If you want to create a neural net that can, say, identify handwritten digits and output a result 0..9 it is usually better to create a neural net that has 10 outputs, each corresponding to one digit, rather than a neural net that has one output, say, parsed between (0,0.1) = 0, [0.1,0.2) = 1, etc.
Do you mean for this particular implementation or in general? If the latter, here's an animation of input-to-hidden weights during the training of an autoencoder on MNIST data:
Yikes. Sorry about that. I don't remember the last time I used a photo upload service, so I just used the first one that came up. I didn't notice the NSFW stuff due to adblock probably. Anyway, here's a safer link for anyone else:
Nice! Although training 100k+ samples may crash or be prohibitively slow. Maybe enabling Decaf for training on the GPU in the backend would be a killer feature!
The reason why it's used is because it's a very simple example of a non-linearly separable function.
You can interpret boolean functions as classification problems: given some input(s) x, classify the output as either 1 (class A) or 0 (class B).
The truth table of an XOR function looks like this:
x1 | x2 | XOR | Class
---------------------
0 | 0 | 0 | B
0 | 1 | 1 | A
1 | 0 | 1 | A
1 | 1 | 0 | B
If you were to plot the XOR function in R2, it would look something like this:
x2 ^
|
|
A B
|
|
B-----A----->
x1
To be non-linearly separable means that there is no straight line that you can draw in the above plot that will split the classes. Thus, we need a non-linear classifier, e.g. a neural net.
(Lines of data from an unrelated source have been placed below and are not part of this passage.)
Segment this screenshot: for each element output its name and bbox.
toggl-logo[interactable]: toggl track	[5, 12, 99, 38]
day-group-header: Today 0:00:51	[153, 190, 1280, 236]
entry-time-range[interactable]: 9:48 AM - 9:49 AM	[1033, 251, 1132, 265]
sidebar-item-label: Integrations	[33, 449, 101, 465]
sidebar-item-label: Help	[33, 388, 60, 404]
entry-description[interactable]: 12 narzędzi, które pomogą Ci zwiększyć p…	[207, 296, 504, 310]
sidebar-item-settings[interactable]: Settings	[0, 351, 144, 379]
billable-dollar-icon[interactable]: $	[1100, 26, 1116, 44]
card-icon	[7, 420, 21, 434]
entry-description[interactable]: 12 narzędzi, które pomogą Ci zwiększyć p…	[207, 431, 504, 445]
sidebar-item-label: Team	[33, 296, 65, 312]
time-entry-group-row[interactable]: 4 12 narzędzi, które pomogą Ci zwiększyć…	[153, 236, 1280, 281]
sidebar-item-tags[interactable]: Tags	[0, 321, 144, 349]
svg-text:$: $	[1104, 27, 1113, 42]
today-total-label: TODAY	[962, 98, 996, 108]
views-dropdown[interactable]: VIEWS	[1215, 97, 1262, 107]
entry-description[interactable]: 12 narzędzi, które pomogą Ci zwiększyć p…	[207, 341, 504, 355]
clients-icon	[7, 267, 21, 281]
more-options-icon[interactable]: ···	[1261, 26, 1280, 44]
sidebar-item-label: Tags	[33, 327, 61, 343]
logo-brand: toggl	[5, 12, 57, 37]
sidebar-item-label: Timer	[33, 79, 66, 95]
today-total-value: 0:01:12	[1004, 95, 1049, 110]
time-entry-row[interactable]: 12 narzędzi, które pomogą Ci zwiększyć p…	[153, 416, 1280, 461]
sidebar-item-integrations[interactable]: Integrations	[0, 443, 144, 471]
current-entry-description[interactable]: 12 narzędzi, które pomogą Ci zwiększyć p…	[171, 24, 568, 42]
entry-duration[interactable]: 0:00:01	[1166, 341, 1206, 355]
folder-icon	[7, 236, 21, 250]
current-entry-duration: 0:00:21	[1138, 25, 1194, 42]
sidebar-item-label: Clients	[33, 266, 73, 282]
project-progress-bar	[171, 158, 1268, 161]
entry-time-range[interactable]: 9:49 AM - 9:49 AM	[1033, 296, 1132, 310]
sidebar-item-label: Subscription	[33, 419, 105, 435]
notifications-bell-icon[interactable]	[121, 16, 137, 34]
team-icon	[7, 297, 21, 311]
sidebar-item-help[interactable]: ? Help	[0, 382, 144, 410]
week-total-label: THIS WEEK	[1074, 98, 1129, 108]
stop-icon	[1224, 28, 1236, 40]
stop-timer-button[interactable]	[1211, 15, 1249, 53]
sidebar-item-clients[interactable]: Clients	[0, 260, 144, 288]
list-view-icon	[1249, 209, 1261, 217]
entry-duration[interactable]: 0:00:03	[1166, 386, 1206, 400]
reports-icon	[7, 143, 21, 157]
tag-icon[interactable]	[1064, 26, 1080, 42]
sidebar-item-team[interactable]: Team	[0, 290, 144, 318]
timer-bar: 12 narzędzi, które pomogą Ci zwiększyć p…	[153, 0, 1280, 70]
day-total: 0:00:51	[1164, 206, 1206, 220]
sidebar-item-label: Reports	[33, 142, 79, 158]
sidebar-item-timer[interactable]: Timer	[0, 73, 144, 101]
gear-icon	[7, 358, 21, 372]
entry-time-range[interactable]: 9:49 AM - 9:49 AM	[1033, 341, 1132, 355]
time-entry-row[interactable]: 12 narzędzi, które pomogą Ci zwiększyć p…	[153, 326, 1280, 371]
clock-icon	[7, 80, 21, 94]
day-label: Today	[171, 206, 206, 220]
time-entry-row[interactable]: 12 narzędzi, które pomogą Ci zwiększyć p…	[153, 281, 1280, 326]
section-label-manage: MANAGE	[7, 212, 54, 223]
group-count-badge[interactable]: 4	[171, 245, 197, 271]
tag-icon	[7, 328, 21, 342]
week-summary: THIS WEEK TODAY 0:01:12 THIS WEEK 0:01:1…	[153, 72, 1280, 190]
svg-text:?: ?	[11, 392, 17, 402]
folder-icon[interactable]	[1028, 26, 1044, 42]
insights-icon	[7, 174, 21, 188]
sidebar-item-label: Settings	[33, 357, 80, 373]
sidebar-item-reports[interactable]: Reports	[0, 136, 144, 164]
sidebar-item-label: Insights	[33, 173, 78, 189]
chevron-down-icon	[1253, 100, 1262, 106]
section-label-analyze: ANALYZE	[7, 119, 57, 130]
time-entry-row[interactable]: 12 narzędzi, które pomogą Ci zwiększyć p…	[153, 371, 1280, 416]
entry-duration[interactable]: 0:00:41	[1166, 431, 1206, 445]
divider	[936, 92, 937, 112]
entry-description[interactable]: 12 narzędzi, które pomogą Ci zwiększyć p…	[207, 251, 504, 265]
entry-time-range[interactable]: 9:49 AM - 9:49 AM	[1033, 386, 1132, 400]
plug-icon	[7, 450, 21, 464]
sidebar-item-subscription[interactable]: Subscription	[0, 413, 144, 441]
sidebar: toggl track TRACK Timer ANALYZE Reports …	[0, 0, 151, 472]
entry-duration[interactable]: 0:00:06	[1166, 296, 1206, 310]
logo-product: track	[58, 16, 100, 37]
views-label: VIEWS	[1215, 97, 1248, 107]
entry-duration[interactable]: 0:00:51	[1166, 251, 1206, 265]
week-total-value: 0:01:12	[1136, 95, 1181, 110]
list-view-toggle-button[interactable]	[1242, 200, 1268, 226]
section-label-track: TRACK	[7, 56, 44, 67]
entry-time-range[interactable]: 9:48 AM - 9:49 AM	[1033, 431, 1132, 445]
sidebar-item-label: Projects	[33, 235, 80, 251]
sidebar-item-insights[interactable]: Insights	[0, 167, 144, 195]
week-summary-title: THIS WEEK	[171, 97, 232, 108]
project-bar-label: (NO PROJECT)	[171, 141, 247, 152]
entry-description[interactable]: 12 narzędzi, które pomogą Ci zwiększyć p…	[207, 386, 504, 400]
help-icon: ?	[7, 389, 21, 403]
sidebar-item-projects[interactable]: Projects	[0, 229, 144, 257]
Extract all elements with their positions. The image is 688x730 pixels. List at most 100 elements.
It's a bit hard to elaborate. You have to rember that a classification problem may be generalized to more than just two dimensions, in fact it can be generalized to however many dimensions are necessary to describe the data. In the general multidimensional cases linearly separable relates to the number and type of hyperplanes (subspaces) necessary to correctly classify the data.
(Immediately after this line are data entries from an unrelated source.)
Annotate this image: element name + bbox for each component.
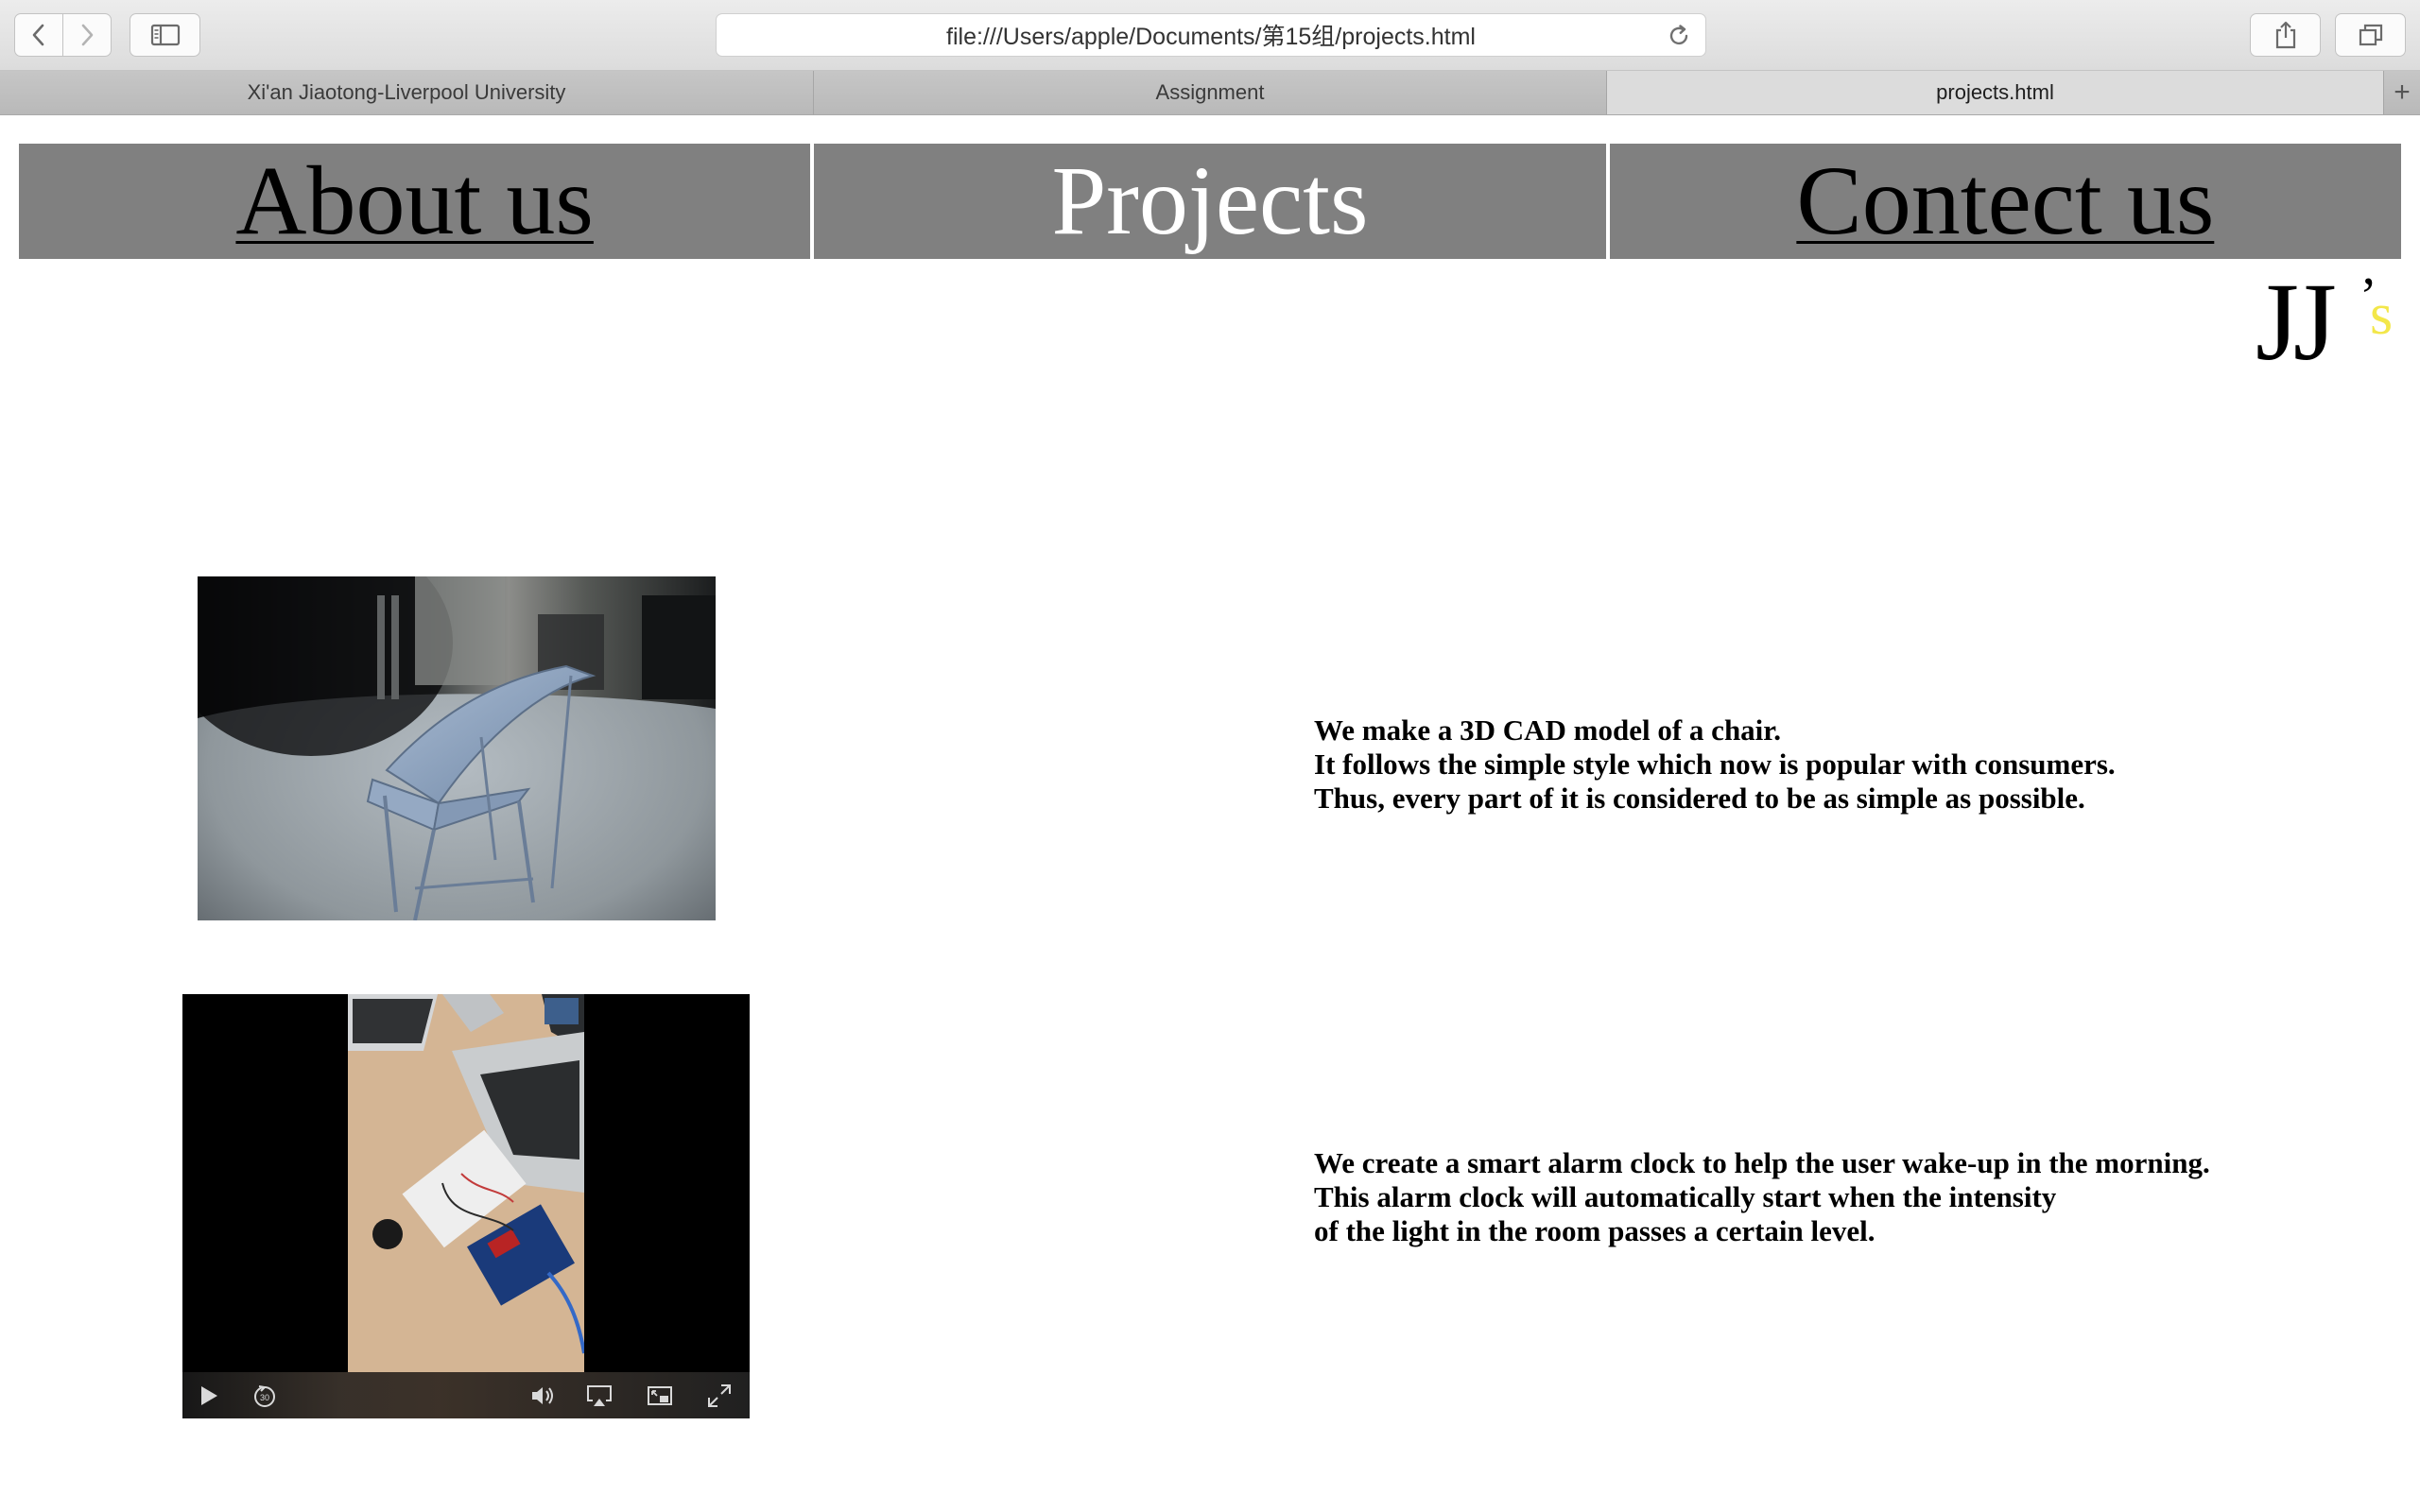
tab-assignment[interactable]: Assignment [814, 71, 1607, 114]
logo-suffix: s [2370, 283, 2394, 347]
alarm-clock-video[interactable]: 30 [182, 994, 750, 1418]
tab-label: projects.html [1936, 80, 2054, 104]
project-description-alarm: We create a smart alarm clock to help th… [1314, 1146, 2210, 1248]
volume-icon[interactable] [528, 1382, 557, 1410]
description-line: This alarm clock will automatically star… [1314, 1180, 2057, 1213]
fullscreen-icon[interactable] [705, 1382, 734, 1410]
video-frame [348, 994, 584, 1372]
browser-toolbar: file:///Users/apple/Documents/第15组/proje… [0, 0, 2420, 71]
site-logo: JJ ’ s [2256, 266, 2407, 380]
reload-icon[interactable] [1666, 23, 1692, 49]
description-line: We create a smart alarm clock to help th… [1314, 1146, 2210, 1179]
description-line: We make a 3D CAD model of a chair. [1314, 713, 1781, 747]
nav-projects[interactable]: Projects [814, 144, 1606, 259]
svg-text:30: 30 [260, 1393, 269, 1402]
project-description-chair: We make a 3D CAD model of a chair. It fo… [1314, 713, 2116, 816]
tab-label: Assignment [1155, 80, 1265, 104]
video-controls: 30 [182, 1372, 750, 1418]
new-tab-button[interactable]: + [2384, 71, 2420, 114]
description-line: It follows the simple style which now is… [1314, 747, 2116, 781]
back-button[interactable] [15, 14, 62, 56]
address-bar[interactable]: file:///Users/apple/Documents/第15组/proje… [716, 13, 1706, 57]
forward-button[interactable] [62, 14, 111, 56]
new-tab-icon: + [2394, 77, 2411, 108]
tab-projects[interactable]: projects.html [1607, 71, 2384, 114]
tab-xjtlu[interactable]: Xi'an Jiaotong-Liverpool University [0, 71, 814, 114]
picture-in-picture-icon[interactable] [646, 1382, 674, 1410]
url-text[interactable]: file:///Users/apple/Documents/第15组/proje… [946, 18, 1476, 52]
site-nav: About us Projects Contect us [19, 144, 2401, 259]
nav-about-us[interactable]: About us [19, 144, 811, 259]
share-icon [2275, 21, 2295, 49]
description-line: of the light in the room passes a certai… [1314, 1214, 1876, 1247]
airplay-icon[interactable] [585, 1382, 614, 1410]
tabs-overview-icon [2359, 24, 2382, 46]
sidebar-button[interactable] [130, 13, 200, 57]
chair-cad-image [198, 576, 716, 920]
play-icon[interactable] [194, 1382, 222, 1410]
share-button[interactable] [2250, 13, 2321, 57]
description-line: Thus, every part of it is considered to … [1314, 782, 2085, 815]
sidebar-icon [150, 24, 180, 46]
nav-contect-us[interactable]: Contect us [1609, 144, 2401, 259]
history-nav [14, 13, 112, 57]
tab-bar: Xi'an Jiaotong-Liverpool University Assi… [0, 71, 2420, 115]
back-icon [32, 24, 44, 46]
skip-back-30-icon[interactable]: 30 [251, 1382, 279, 1410]
tabs-overview-button[interactable] [2335, 13, 2406, 57]
logo-main: JJ [2256, 260, 2337, 384]
forward-icon [81, 24, 94, 46]
tab-label: Xi'an Jiaotong-Liverpool University [247, 80, 566, 104]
In this simple 2-d case the subspace is a line, so this example is linearly separable. In the 3rd dimensional case linearly separable refers to classification using a single 2-dimensional plane. For 4 dimensions with the data, you need a single 3-dimensional hyperplane for it to be linearly separable, and so on.
Just out of curiosity, does anyone have a link on NN training parallelization? I’m just hitting paywalls. I’m curious if it’s simple or if there are dependencies between neurons that make it hard. As I see it, the next big hurdles after ubiquitization are distributed training (possibly with GPUs) and empirical data on the best tuning parameters for various problem spaces (which will come largely for free when training happens 5 or 10 orders of magnitude faster than today). Eventually we’ll have an answer as to whether AGI can be composed of basic building blocks or if we’re still missing some fundamental insight.
For example, genetic algorithms are fairly easy to parallelize because by their nature they use large and independent populations. About the time I was graduating college in the late 90s, there was great interest in using them to find the initial weights in NNs to avoid local minima, but then I didn’t hear much about it since. Have there been any breakthroughs?